Uno dei temi che ormai da alcune settimane dominano la scena sui mercati finanziari è quello dell'inflazione, cui si guarda con una certa apprensione.

Una dimostrazione di ciò si è avuta con la recente impennata dei rendimenti dei Treasury Usa che hanno portato ad un incremento dei tassi anche in Europa. 

Inflazione e tassi di interesse: vicini ad un punto di svolta

Proprio quest'oggi gli analisti di Equita SIM hanno diffuso un report nel quale si sono occupati di questo tema così importante.

Gli esperti della SIM milanese ritengono che siamo vicini ad un punto di svolta storico per l’inflazione e per i tassi d’interesse.

In particolare le attese sono per un livello di inflazione in Europa che sarà strutturalmente più elevato rispetto al recente passato, guidato dalla ripresa economica, ma con un livello di tassi che rimarrà sotto controllo.

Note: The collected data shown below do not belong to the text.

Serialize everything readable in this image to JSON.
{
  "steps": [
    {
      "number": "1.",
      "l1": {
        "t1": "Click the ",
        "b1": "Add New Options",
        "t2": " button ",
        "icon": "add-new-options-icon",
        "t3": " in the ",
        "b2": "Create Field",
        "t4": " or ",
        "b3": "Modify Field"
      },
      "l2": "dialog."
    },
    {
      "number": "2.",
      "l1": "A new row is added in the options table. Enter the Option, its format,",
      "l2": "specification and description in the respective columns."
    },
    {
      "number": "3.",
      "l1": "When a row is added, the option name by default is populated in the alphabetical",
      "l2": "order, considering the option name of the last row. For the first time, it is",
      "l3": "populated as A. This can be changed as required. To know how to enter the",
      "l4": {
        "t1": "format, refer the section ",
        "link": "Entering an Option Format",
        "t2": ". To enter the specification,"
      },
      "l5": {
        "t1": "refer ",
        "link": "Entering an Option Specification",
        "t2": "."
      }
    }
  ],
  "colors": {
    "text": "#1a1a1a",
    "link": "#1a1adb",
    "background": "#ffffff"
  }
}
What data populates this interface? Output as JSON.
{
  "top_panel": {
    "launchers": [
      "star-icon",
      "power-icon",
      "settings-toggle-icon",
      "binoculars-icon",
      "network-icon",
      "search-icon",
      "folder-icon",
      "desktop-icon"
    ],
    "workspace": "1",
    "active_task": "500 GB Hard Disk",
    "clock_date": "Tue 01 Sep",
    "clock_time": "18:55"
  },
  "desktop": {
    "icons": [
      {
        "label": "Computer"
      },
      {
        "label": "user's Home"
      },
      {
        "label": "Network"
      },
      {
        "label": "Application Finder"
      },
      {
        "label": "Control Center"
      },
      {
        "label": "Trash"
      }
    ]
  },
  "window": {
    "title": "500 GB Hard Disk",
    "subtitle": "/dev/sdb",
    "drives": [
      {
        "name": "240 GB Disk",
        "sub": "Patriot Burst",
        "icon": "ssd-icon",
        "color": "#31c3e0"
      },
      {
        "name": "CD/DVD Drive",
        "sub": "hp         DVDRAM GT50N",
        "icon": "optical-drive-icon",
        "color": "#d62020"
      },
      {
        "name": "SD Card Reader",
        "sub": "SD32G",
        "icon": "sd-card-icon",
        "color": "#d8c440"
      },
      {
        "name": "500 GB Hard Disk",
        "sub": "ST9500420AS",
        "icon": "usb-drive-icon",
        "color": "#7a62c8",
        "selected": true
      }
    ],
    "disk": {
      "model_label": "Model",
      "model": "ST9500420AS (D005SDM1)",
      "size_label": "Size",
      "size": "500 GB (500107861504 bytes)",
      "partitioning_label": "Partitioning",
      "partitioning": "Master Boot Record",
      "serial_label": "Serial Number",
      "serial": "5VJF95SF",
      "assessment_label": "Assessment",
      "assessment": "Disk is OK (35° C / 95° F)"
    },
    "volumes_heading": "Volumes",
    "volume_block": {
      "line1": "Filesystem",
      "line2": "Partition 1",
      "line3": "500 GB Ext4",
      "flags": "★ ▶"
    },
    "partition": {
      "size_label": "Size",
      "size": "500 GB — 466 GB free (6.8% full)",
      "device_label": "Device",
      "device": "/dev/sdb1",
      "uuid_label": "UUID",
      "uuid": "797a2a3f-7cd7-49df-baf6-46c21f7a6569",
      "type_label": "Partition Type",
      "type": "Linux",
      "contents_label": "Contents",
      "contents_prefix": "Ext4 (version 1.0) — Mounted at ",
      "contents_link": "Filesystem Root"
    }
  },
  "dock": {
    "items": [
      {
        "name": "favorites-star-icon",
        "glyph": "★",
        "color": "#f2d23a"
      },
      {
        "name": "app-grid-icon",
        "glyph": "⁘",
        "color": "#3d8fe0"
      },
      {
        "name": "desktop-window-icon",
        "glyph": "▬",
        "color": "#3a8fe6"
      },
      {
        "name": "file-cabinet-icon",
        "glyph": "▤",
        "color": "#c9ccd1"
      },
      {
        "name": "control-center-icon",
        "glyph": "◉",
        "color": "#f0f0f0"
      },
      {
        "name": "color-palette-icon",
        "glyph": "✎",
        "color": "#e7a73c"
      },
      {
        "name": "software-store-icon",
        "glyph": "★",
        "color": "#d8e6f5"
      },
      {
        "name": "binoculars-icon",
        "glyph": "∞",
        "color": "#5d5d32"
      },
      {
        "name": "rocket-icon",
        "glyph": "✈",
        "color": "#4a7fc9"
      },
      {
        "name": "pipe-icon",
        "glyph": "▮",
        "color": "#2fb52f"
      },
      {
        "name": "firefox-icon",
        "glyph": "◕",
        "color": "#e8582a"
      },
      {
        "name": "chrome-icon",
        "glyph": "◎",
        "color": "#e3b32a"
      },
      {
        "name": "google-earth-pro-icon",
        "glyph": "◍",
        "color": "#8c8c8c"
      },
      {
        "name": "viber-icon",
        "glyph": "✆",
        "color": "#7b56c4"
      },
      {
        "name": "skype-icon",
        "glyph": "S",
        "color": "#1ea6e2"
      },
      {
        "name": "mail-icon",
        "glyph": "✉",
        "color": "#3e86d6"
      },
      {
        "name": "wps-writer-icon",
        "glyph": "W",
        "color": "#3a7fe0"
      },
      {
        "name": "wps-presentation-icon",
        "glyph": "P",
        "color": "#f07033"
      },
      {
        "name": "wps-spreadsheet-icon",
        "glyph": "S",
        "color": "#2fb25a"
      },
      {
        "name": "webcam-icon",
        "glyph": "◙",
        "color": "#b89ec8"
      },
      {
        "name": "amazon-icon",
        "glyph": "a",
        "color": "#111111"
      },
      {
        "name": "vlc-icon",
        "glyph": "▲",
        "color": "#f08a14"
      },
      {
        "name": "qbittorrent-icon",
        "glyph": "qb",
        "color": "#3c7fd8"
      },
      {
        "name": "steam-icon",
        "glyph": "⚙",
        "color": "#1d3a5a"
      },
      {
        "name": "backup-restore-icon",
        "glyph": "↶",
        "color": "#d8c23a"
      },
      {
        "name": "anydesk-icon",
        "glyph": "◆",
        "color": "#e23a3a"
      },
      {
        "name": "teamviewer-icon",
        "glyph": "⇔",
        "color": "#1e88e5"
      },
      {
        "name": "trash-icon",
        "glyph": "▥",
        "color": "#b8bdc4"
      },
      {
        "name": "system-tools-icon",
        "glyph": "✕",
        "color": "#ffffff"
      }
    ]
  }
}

Il reflation trade guiderà ancora i mercati azionari: ecco i motivi

Per questo motivo, gli esperti ritengono che il "reflation trade", ossia una crescita più elevata unita ad un’inflazione strutturalmente più alta, a cui abbiamo assistito negli ultimi mesi, possa proseguire.

Il reflation trade continuerà a guidare i mercati azionari per diverse ragioni secondo Equita SIM.

In primis gli analisti si aspettano che l’inflazione aumenti nei prossimi anni, a partire dagli Stati Uniti, ma che rimarrà su un livello accettabile.

In secondo luogo stimano che le banche centrali continueranno a tenere sotto controllo i tassi di interesse e da ultimi gli esperti restano ottimisti sulla ripresa.

Reflation trade: i settori da preferire e da evitare

Secondo gli analisti di Equita SIM, i settori da privilegiare sono quelli che possono beneficiare di un rialzo dell’inflazione e steepening della curva dei tassi, ossia di un aumento dell’inclinazione, quali i titoli finanziari.

La SIM milanese si aspetta che possano performare bene anche i titoli ciclici e quelli legati alle commodities industriali, che beneficeranno degli stimoli fiscali, politiche monetarie ultra-espansive e Recovery Fund, con business model molto solidi e con pricing power.

Si tratta cioè di quelle aziende in grado di passare gli incrementi del costo delle materie prime sul prezzo di vendita finale, in contrapposizione alla pressione sui margini attesa nei settori più competitivi.

Gli esperti vedono invece una sottoperformance per gli asset con una duration molto lunga, come i titoli difensivi e tecnologici, caratterizzati da valutazioni molto elevate e ben al di sopra della media storica, esposti quindi a derating in un contesto di reflazione.

10 titoli per scommettere sul reflation trade: ci sono anche ENI e Intesa

Equita SIM segnala così 10 idee d’investimento tra i titoli buy che possono beneficiare di un’inflazione più elevata o, almeno, che possono affrontarla al meglio beneficiando della crescita economica.

Si tratta di Intesa Sanpaolo, Banca Mediolanum, ENI, Tenaris, CNH Industrial, Unipol e Pirelli tra le blue chips, cui si aggiungono Technogym, Interpump, e Danieli nella versione risparmio.